Tout en reconnaissant que « le recours au reclassement d’un agent déclaré inapte dans sa fonction et son poste, fait partie intégrante de la culture de la fonction publique territoriale », l’étude note que le manque de possibilités de reclassement pèse lourdement sur le fonctionnement des collectivités. En effet, une précédente étude MNT, réalisée en 2023 auprès de 503 acteurs territoriaux, indique que le manque de possibilités de reclassement est cité parmi les dix principaux motifs d’absentéisme.
Cette situation conduit Jérôme Grolleau, par le biais de cette étude, à se prononcer en faveur d’une « nouvelle culture du reclassement » au sein de la territoriale et du « dépassement de la logique classique mais réductrice de l’inaptitude, pour anticiper, accompagner et repenser le travail des agents ». Dans le détail, une refonte du parcours de reclassement est proposée « afin qu’il devienne un levier de reconstruction, intégrant des étapes de soutien psychologique et des actions visant à maintenir les agents connectés à la vie professionnelle ».
Prévention, accompagnement et soutien collectif des agents
L’étude s’appuie, concrètement, sur plusieurs exemples de parcours réussis à travers différents dispositifs d’accompagnement. De la période préparatoire au reclassement (PPR) à d’autres démarches plus originales, elle fait apparaître l’importance d’un accompagnement personnalisé, citant notamment la nécessité « du soutien managérial et des pairs, des formations adaptées et une écoute bienveillante pour permettre à chaque agent de réussir sa reconversion et non de vivre un déclassement ».

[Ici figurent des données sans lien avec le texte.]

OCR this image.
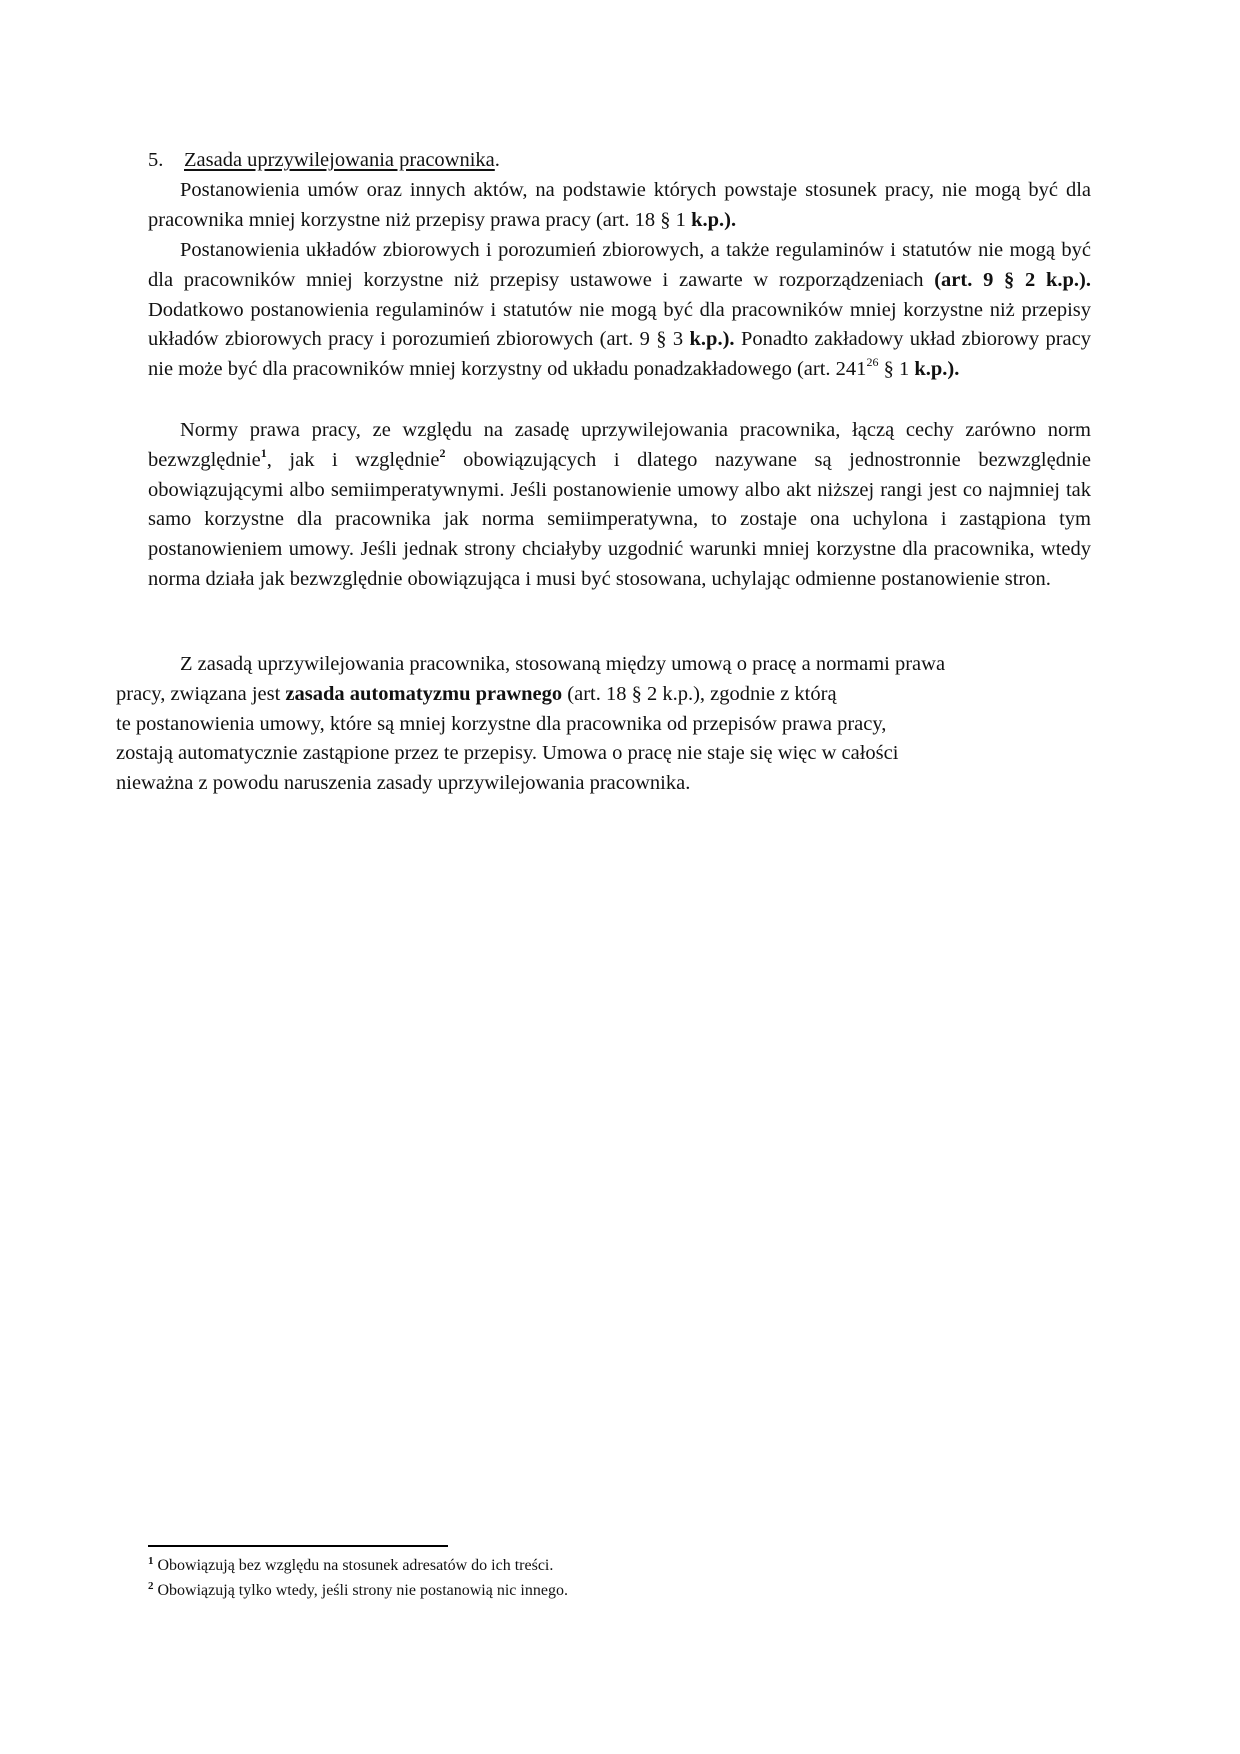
5. Zasada uprzywilejowania pracownika.

Postanowienia umów oraz innych aktów, na podstawie których powstaje stosunek pracy, nie mogą być dla pracownika mniej korzystne niż przepisy prawa pracy (art. 18 § 1 k.p.).

Postanowienia układów zbiorowych i porozumień zbiorowych, a także regulaminów i statutów nie mogą być dla pracowników mniej korzystne niż przepisy ustawowe i zawarte w rozporządzeniach (art. 9 § 2 k.p.). Dodatkowo postanowienia regulaminów i statutów nie mogą być dla pracowników mniej korzystne niż przepisy układów zbiorowych pracy i porozumień zbiorowych (art. 9 § 3 k.p.). Ponadto zakładowy układ zbiorowy pracy nie może być dla pracowników mniej korzystny od układu ponadzakładowego (art. $241^{26}$ § 1 k.p.).

Normy prawa pracy, ze względu na zasadę uprzywilejowania pracownika, łączą cechy zarówno norm bezwzględnie$^1$, jak i względnie$^2$ obowiązujących i dlatego nazywane są jednostronnie bezwzględnie obowiązującymi albo semiimperatywnymi. Jeśli postanowienie umowy albo akt niższej rangi jest co najmniej tak samo korzystne dla pracownika jak norma semiimperatywna, to zostaje ona uchylona i zastąpiona tym postanowieniem umowy. Jeśli jednak strony chciałyby uzgodnić warunki mniej korzystne dla pracownika, wtedy norma działa jak bezwzględnie obowiązująca i musi być stosowana, uchylając odmienne postanowienie stron.

Z zasadą uprzywilejowania pracownika, stosowaną między umową o pracę a normami prawa
pracy, związana jest zasada automatyzmu prawnego (art. 18 § 2 k.p.), zgodnie z którą
te postanowienia umowy, które są mniej korzystne dla pracownika od przepisów prawa pracy,
zostają automatycznie zastąpione przez te przepisy. Umowa o pracę nie staje się więc w całości
nieważna z powodu naruszenia zasady uprzywilejowania pracownika.

$^1$ Obowiązują bez względu na stosunek adresatów do ich treści.
$^2$ Obowiązują tylko wtedy, jeśli strony nie postanowią nic innego.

A travers des recommandations pratiques à destination des décideurs et managers territoriaux, l’Observatoire MNT définit in fine « un modèle durable et inclusif » susceptible de « répondre aux défis de l’usure professionnelle ». La détection précoce des situations d’usure physique et psychologique des agents doit constituer l’une des priorités pour les collectivités. Il s’agit de « développer des réflexes de signalement dès les premiers signes d’usure professionnelle pour éviter la spirale de l’inaptitude ». Autre axe d’action mis en avant : le renforcement des dispositifs de maintien en emploi. L’auteur de l’étude préconise en particulier d’assouplir les règles de la PPR et de proposer à l’agent de maintenir le lien pendant son arrêt long selon les modalités qui lui conviennent. Par ailleurs, une « meilleure anticipation des risques », notamment en sensibilisant les agents aux dangers de leur métier dès l’embauche, puis lors de rendez-vous de suivi réguliers (pour les métiers les plus exposés), est jugée nécessaire. Il s’agit également d’ouvrir plus largement l’accès des agents à la PPR avant la déclaration d’inaptitude et de mettre en place des formations portant sur la prévention des risques d’usure professionnelle. Enfin, le maintien dans l’activité grâce au congé longue maladie fractionné est également recommandé afin de permettre « à l’agent de tester des solutions et de se réapproprier son travail ».